Examining differences in model outputs for both trial-level modeling (TLM) and condition-level modeling (CLM) with various trial sample sizes (created by subsampling the full set of trials). The approximate total number of trials per subject are: 350 ± 36 incongruent trials and 412 ± 19 congruent trials. A single axial slice (Z = 0) is shown in each case; translucent thresholding is applied, as shown beneath the data colorbars. (A) Effect estimates of the contrast between incongurent and congruent conditions are relatively large and positive in regions with strong statistical evidence, not varying much with the number of trials or between the two modeling approaches of TLM and CLM. (B) The strength of statistical evidence for both TLM and CLM improves incrementally with the trial sample size. TLM and CLM rendered quite similar statistical results in most regions, with the latter showing somewhat larger statistical values at the edges (consistent with having a similar effect estimate and underestimated σ, resembling simulation results).

Fig. 9.

Statistical evidence with varying number of trials (Z = 0 axial slice). For both TLM and CLM approaches, the relative change in statistical value for the contrast between incongruent and congruent conditions, as the trial sample size doubles, is displayed as a map of the ratio of t-statistic magnitudes, centered on one.
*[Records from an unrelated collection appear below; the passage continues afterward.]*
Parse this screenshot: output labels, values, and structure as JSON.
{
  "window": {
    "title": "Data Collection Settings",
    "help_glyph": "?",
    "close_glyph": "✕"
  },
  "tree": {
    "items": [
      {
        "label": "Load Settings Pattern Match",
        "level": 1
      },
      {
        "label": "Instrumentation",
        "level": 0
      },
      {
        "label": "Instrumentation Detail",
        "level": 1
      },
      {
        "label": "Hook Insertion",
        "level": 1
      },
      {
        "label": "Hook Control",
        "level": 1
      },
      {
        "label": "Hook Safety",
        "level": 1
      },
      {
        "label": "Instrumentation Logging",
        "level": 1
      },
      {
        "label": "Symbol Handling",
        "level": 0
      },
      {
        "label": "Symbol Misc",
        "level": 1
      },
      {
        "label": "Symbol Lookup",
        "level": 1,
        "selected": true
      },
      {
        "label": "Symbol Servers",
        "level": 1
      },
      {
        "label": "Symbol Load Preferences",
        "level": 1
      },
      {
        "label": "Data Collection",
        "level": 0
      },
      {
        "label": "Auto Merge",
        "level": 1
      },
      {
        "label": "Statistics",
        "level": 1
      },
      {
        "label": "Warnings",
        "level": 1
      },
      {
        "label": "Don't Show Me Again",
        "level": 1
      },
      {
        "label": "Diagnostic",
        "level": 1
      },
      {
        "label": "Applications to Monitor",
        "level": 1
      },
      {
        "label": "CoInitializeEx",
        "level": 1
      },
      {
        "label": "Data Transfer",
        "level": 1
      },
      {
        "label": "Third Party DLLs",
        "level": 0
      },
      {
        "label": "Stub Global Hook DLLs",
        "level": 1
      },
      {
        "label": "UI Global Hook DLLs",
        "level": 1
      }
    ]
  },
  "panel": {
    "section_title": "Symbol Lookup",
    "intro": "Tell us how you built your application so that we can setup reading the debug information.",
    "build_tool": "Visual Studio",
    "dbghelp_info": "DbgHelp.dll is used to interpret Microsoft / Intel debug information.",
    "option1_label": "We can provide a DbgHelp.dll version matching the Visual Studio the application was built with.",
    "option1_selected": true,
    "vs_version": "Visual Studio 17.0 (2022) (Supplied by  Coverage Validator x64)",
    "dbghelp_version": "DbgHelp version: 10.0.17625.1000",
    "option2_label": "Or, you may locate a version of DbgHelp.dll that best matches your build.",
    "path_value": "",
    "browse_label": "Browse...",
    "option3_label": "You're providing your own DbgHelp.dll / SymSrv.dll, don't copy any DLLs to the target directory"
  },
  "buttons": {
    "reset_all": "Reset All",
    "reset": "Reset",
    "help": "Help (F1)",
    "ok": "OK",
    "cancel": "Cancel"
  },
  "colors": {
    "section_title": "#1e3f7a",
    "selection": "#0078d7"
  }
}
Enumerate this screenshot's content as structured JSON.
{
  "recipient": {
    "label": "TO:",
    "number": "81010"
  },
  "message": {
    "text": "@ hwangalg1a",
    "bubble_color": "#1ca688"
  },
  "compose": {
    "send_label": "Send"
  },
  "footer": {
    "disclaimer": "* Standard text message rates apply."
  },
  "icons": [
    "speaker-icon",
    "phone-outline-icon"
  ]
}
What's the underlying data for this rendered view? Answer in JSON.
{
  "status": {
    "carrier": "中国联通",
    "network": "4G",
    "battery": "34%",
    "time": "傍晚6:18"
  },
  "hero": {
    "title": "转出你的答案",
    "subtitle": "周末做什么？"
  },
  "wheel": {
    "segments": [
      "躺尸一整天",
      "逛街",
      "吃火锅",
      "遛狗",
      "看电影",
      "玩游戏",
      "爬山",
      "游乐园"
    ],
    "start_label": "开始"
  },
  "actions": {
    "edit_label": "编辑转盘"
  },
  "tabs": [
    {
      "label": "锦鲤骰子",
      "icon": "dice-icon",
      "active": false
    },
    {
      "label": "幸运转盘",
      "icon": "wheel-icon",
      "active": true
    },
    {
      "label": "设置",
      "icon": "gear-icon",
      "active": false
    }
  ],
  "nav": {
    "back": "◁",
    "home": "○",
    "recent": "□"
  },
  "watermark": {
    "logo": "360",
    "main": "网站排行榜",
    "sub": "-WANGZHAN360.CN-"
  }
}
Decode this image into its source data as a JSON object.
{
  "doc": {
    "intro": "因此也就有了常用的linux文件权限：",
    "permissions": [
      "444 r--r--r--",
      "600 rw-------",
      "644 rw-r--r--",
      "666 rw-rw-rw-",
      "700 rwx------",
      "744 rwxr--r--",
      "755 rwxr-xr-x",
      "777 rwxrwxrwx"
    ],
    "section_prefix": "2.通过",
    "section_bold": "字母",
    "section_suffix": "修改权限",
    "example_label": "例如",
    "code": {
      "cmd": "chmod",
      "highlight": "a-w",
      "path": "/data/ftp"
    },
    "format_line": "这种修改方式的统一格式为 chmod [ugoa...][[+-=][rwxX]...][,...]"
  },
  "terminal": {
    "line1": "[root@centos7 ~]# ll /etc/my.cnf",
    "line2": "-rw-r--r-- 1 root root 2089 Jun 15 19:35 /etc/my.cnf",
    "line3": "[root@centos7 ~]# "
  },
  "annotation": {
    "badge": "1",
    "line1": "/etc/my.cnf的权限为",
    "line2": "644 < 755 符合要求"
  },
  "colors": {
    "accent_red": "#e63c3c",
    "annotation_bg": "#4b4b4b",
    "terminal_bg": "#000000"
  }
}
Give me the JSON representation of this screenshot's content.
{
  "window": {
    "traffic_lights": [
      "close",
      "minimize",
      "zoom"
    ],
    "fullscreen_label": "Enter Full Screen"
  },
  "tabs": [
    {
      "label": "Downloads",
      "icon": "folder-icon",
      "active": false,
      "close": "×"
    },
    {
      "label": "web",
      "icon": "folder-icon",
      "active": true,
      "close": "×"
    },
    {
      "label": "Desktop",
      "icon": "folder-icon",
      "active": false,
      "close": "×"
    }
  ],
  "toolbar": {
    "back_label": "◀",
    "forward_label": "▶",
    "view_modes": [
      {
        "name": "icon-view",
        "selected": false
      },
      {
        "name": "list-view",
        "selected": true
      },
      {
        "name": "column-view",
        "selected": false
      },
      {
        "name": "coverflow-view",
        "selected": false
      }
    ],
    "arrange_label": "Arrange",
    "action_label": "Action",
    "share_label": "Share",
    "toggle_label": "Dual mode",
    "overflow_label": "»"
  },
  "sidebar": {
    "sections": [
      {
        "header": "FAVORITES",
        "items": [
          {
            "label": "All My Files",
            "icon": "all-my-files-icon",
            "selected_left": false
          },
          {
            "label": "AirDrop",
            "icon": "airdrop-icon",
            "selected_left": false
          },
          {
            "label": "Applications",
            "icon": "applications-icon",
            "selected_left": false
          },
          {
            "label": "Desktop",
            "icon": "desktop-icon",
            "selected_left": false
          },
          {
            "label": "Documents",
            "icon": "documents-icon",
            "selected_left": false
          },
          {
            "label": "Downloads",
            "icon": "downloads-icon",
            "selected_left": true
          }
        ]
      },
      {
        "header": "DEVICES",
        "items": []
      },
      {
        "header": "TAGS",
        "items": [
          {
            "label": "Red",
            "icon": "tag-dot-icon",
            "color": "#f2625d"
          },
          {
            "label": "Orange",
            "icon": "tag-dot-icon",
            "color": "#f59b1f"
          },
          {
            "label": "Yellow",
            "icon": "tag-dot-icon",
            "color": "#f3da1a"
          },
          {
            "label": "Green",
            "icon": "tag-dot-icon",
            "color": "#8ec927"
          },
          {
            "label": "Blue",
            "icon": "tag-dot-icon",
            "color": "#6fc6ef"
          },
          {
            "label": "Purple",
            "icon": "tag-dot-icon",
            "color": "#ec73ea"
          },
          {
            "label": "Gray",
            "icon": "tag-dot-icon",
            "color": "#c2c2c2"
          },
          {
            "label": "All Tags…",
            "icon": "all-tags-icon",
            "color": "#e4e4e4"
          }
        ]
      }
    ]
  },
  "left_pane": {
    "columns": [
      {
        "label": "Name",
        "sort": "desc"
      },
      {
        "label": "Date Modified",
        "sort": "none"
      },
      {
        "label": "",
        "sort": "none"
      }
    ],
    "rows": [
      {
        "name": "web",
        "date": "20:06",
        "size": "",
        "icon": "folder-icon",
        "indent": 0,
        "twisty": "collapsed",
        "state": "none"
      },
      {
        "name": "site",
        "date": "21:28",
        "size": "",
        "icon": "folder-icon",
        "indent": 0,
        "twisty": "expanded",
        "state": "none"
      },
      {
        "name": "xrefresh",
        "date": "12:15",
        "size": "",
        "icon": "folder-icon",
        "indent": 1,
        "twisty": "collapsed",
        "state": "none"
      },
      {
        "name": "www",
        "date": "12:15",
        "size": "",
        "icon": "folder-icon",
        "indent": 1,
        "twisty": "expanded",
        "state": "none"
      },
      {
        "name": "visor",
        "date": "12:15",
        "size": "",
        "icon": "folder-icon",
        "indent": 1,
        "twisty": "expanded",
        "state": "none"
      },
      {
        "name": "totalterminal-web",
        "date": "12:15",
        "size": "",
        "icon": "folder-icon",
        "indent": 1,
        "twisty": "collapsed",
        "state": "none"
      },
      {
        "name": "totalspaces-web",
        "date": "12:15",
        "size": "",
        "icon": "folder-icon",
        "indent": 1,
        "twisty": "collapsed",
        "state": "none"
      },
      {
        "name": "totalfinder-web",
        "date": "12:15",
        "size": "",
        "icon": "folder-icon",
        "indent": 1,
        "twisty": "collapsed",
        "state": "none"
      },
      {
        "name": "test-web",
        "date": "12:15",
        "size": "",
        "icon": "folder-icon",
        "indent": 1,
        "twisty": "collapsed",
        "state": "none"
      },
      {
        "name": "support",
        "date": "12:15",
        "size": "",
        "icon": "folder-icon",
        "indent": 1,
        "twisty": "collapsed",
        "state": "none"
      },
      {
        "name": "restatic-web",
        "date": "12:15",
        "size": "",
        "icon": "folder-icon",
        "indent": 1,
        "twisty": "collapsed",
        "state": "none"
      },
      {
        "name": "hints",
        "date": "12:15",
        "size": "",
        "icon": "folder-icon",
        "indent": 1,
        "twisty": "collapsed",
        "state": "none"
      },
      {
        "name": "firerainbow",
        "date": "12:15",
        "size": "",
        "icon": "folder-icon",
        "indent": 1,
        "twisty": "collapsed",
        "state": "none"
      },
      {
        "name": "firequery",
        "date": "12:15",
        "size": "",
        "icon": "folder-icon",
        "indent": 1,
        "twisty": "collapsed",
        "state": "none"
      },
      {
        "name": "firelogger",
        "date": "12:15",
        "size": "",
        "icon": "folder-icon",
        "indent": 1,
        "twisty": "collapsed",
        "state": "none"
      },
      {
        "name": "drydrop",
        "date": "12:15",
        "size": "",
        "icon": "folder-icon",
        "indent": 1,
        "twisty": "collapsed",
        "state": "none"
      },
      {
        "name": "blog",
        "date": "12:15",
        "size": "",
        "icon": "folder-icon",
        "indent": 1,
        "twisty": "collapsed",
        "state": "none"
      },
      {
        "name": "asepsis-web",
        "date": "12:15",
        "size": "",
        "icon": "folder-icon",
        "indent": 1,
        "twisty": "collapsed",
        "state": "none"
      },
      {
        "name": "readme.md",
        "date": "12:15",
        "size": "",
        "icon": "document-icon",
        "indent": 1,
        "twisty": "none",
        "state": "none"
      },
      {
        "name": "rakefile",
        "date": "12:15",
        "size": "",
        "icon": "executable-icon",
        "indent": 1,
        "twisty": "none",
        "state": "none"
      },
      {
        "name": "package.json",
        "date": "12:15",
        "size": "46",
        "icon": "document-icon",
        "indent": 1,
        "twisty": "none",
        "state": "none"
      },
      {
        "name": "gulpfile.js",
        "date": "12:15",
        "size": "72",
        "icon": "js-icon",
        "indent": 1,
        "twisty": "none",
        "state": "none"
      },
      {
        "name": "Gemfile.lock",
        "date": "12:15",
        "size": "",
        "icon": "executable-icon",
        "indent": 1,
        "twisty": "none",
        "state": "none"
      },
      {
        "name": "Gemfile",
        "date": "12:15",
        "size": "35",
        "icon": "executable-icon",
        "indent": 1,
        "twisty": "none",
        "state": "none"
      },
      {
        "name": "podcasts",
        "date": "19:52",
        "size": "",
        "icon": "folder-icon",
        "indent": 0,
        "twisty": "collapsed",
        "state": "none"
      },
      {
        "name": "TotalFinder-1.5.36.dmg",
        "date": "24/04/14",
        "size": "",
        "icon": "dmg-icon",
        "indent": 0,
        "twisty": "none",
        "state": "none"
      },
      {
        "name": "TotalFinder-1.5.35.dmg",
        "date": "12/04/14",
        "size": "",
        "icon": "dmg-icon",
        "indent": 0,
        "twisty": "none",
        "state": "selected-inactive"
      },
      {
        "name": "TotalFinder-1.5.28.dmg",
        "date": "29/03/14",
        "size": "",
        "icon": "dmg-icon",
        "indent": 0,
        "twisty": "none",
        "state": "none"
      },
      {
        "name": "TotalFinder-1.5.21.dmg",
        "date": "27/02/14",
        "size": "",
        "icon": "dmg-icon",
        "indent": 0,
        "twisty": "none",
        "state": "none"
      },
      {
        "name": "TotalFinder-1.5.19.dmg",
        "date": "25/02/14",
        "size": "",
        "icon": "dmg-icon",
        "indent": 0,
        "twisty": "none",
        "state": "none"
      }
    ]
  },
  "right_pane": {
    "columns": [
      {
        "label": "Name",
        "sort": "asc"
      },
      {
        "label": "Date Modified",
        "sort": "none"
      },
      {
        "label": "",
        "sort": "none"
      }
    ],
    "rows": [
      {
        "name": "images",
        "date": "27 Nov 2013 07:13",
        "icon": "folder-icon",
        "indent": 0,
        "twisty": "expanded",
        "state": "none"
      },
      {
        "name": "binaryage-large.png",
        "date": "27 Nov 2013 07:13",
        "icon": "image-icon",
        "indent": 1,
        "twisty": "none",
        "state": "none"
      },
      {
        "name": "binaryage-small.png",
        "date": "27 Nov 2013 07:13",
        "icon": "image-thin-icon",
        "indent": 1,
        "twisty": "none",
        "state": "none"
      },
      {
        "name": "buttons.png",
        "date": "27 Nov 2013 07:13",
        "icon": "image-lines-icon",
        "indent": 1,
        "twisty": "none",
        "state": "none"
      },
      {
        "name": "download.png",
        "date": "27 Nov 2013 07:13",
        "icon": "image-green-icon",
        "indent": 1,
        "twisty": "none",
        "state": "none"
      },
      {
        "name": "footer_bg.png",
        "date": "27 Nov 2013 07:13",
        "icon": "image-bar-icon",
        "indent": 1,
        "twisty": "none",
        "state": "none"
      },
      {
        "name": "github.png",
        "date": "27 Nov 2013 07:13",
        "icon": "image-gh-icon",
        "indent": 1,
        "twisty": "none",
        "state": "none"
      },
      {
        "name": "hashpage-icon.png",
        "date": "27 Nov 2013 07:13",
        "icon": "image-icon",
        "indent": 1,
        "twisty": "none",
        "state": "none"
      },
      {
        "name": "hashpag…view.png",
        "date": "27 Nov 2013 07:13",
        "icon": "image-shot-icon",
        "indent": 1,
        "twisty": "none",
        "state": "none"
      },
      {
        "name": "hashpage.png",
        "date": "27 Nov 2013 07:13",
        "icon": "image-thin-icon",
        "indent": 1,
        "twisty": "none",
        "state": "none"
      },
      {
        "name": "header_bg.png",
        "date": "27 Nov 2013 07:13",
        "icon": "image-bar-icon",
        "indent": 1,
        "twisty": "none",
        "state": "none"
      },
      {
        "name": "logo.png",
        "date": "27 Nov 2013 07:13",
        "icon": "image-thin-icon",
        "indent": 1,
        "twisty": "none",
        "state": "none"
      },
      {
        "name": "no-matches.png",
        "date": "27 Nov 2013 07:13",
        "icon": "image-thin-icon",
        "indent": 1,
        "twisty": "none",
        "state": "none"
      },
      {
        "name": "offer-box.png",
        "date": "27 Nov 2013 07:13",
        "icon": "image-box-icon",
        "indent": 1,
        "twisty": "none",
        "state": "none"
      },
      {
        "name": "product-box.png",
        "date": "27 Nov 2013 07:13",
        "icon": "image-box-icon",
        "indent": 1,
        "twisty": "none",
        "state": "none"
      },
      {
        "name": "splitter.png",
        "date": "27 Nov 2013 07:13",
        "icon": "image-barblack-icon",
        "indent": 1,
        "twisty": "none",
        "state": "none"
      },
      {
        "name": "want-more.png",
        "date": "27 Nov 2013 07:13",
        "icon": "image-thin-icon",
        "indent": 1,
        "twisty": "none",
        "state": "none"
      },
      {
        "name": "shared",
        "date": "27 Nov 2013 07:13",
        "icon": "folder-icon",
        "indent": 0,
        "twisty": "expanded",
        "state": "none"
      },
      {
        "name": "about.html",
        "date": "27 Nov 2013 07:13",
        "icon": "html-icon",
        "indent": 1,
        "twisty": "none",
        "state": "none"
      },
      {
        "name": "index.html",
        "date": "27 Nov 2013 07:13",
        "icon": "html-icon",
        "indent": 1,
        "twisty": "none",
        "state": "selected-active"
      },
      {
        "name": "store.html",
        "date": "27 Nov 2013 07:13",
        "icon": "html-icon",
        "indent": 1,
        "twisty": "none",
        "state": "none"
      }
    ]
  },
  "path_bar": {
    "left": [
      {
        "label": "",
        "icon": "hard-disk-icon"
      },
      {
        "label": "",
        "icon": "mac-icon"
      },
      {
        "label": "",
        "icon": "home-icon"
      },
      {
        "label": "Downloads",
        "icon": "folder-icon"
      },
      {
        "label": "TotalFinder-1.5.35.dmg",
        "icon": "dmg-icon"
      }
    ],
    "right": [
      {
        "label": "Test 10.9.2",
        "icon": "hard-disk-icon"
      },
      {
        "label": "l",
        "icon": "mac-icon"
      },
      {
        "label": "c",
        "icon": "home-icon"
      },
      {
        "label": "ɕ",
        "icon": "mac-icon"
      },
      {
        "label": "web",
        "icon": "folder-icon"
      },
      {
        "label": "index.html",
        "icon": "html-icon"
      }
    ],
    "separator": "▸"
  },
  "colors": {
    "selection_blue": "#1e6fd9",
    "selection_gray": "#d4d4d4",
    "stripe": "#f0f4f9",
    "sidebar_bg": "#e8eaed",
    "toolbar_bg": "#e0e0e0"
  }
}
Thus, red shows an increase in statistical value with trial sample size and blue shows a decrease. The patterns for TLM and CLM are quite similar, increasing in most suprathreshold regions. In regions with relatively small cross-trial variability, it is expected that statistical efficiency should improve with the square of the trial sample size, since the number of trials doubles between two neighboring rows, one would expect about $\left|{\text{TLM}}_{2T}/{\text{TLM}}_T\right|-1\approx \sqrt{2}-1\approx 0.4$ fractional increase, which is generally consistent with the results here.